The entrepreneurship program has raised awareness through newspaper profiles, radio interviews, partner meetings and a network of partner organizations; engaged individuals in events that provided insight into opportunities in the bioscience community and connected attendees to entrepreneur support organizations who provided access to follow-up resources; trained participants in an introductory session on the rigors of bioscience entrepreneurship and recruited participants for a 10-week “Square One” entrepreneur boot camp; and provided cash grants to help entrepreneurs reach the next milestones in their business plan.
In 2015, BioSTL again expanded its inclusion activities by collaborating with its counterparts in information technology (ITEN) and advanced manufacturing (St. Louis Makes) to host Vision 2015, the region’s first symposium aimed at building a wholly inclusive innovation community. 2015 also saw the launch of the “Evening with…” series, which highlights successful minority entrepreneurs and/or corporate innovators, with the understanding that it is hard to be what you cannot see.

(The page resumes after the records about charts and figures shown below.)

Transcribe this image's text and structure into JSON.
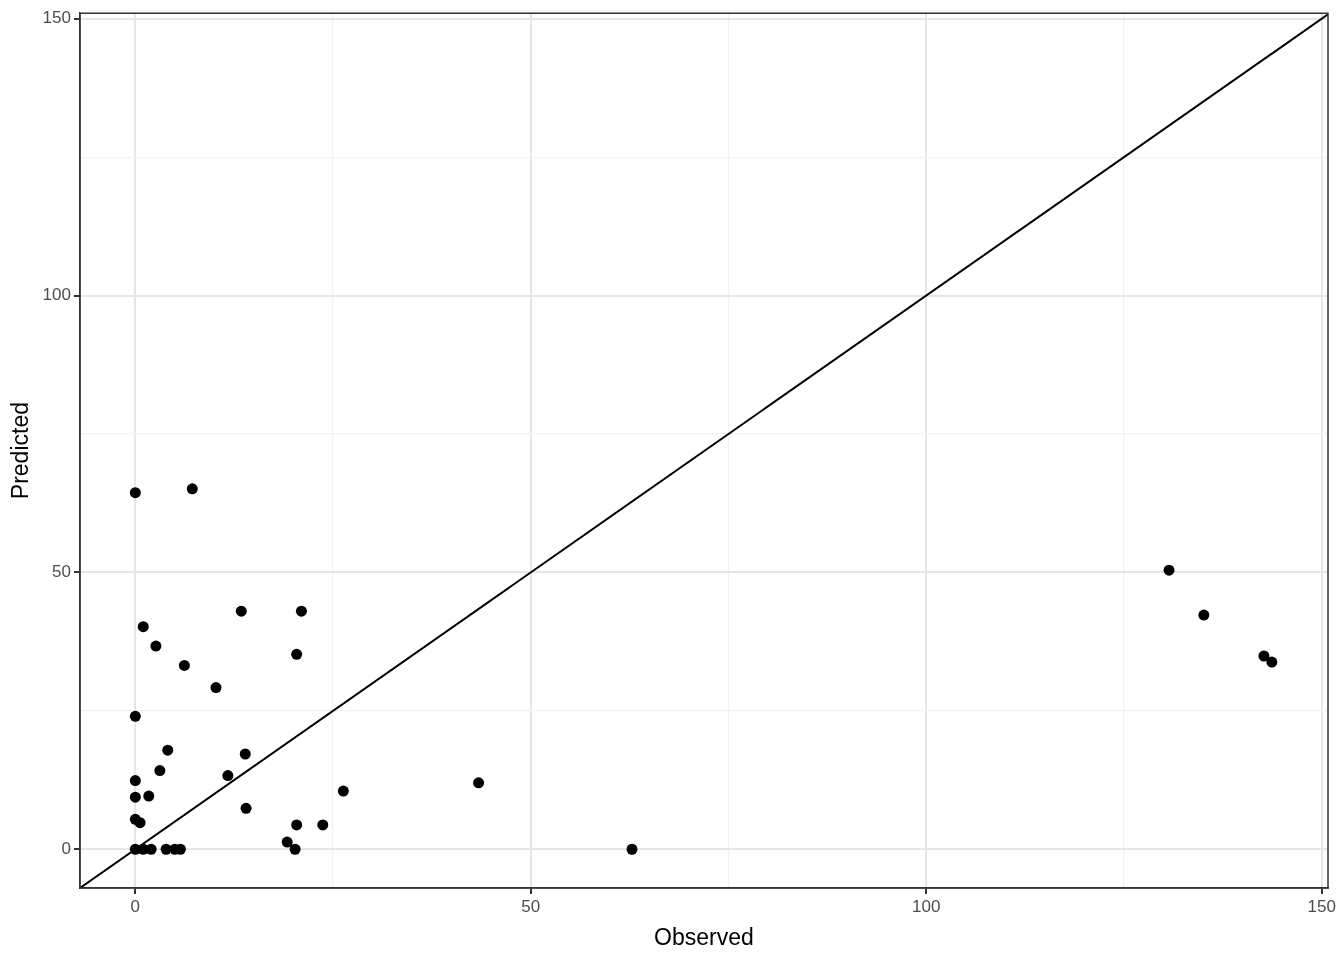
{
  "chart_data": {
    "type": "scatter",
    "xlabel": "Observed",
    "ylabel": "Predicted",
    "xlim": [
      -7,
      150.8
    ],
    "ylim": [
      -7,
      151
    ],
    "xticks": [
      0,
      {
        "value": 25,
        "label": null
      },
      50,
      {
        "value": 75,
        "label": null
      },
      100,
      {
        "value": 125,
        "label": null
      },
      150
    ],
    "yticks": [
      0,
      {
        "value": 25,
        "label": null
      },
      50,
      {
        "value": 75,
        "label": null
      },
      100,
      {
        "value": 125,
        "label": null
      },
      150
    ],
    "grid": true,
    "legend": false,
    "marker": "circle",
    "series": [
      {
        "color": "#000000",
        "x": [
          0,
          7.2,
          1.0,
          2.6,
          6.2,
          10.2,
          13.4,
          21.0,
          20.4,
          0,
          4.1,
          13.9,
          3.1,
          11.7,
          0,
          0,
          1.7,
          26.3,
          43.4,
          0,
          0.6,
          14.0,
          20.4,
          23.7,
          19.2,
          20.2,
          62.8,
          0,
          1,
          2,
          3.9,
          5.0,
          5.7,
          130.7,
          135.1,
          142.7,
          143.7
        ],
        "values": [
          64.4,
          65.1,
          40.2,
          36.7,
          33.2,
          29.2,
          43.0,
          43.0,
          35.2,
          24.0,
          17.9,
          17.2,
          14.2,
          13.3,
          12.4,
          9.4,
          9.6,
          10.5,
          12.0,
          5.4,
          4.8,
          7.4,
          4.4,
          4.4,
          1.3,
          0,
          0,
          0,
          0,
          0,
          0,
          0,
          0,
          50.4,
          42.3,
          34.9,
          33.8
        ]
      },
      {
        "type": "line",
        "color": "#000000",
        "x": [
          -7,
          150.8
        ],
        "values": [
          -7,
          150.8
        ],
        "marker": "none"
      }
    ]
  }
}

Additionally in 2015, BioSTL launched a series of externship programs for minority high school students to discover science, technology, engineering and math (STEM) entrepreneurship and career opportunities. The series collaborates with the Diversity Awareness Partnership to extend their EXPLORE program model into biosciences and agricultural science. In addition to leading the program into new fields, BioSTL guided an expansion of the curriculum to add an innovation and entrepreneurship-focused day. Through the programs, more than 50 minority students grew to identify themselves as STEM-capable learners. This year, BioSTL is replicating this series and further expanding into food science.

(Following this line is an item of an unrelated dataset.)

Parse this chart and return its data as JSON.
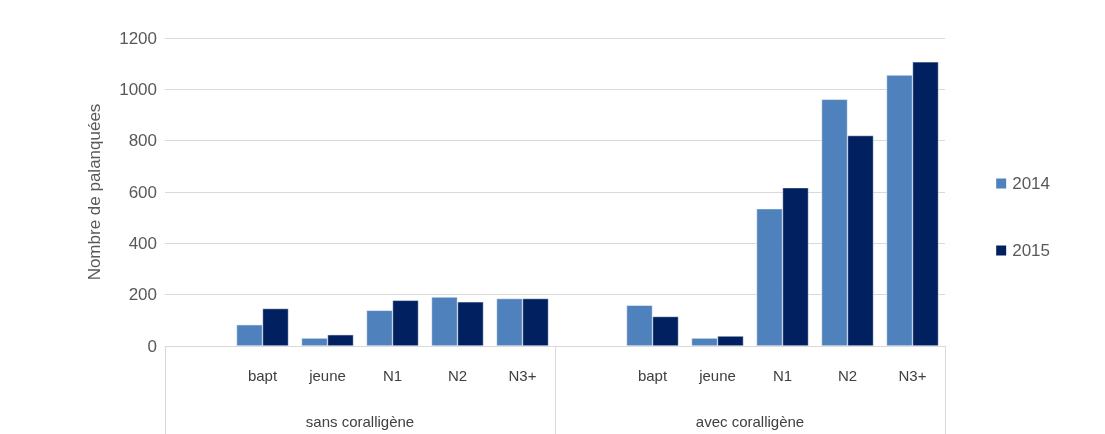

In October 2015, BioSTL was awarded one of the U.S. Small Business Administration’s Regional Innovation Cluster Initiative Services contracts. The award builds on BioSTL’s previous Regional Innovation Strategies awards from the U.S. Economic Development Administration and will allow BioSTL to further scale its small-business support programs. Specifically, the program will target underserved communities of the federally designated St. Louis Promise Zone through intentional outreach by the Inclusion Initiative and through a new entrepreneur training program conducted in conjunction with the Metropolitan Education and Training (MET) Center workforce training facility in an under-resourced, inner-ring suburb.
BioSTL’s experience has demonstrated that the opportunity to boost regional prosperity for the long term is real and the time is right to scale up the endeavor to capitalize on St. Louis’ enormous potential. Through all of its activities, BioSTL will continue to link emerging, new economy opportunities with low- and moderate-income populations and individuals from other underserved communities to ensure that the region is able to reach its full potential. Together with its many partners, BioSTL aims to transform St. Louis and all of its communities into a wholly inclusive, dynamic, prosperous innovation community.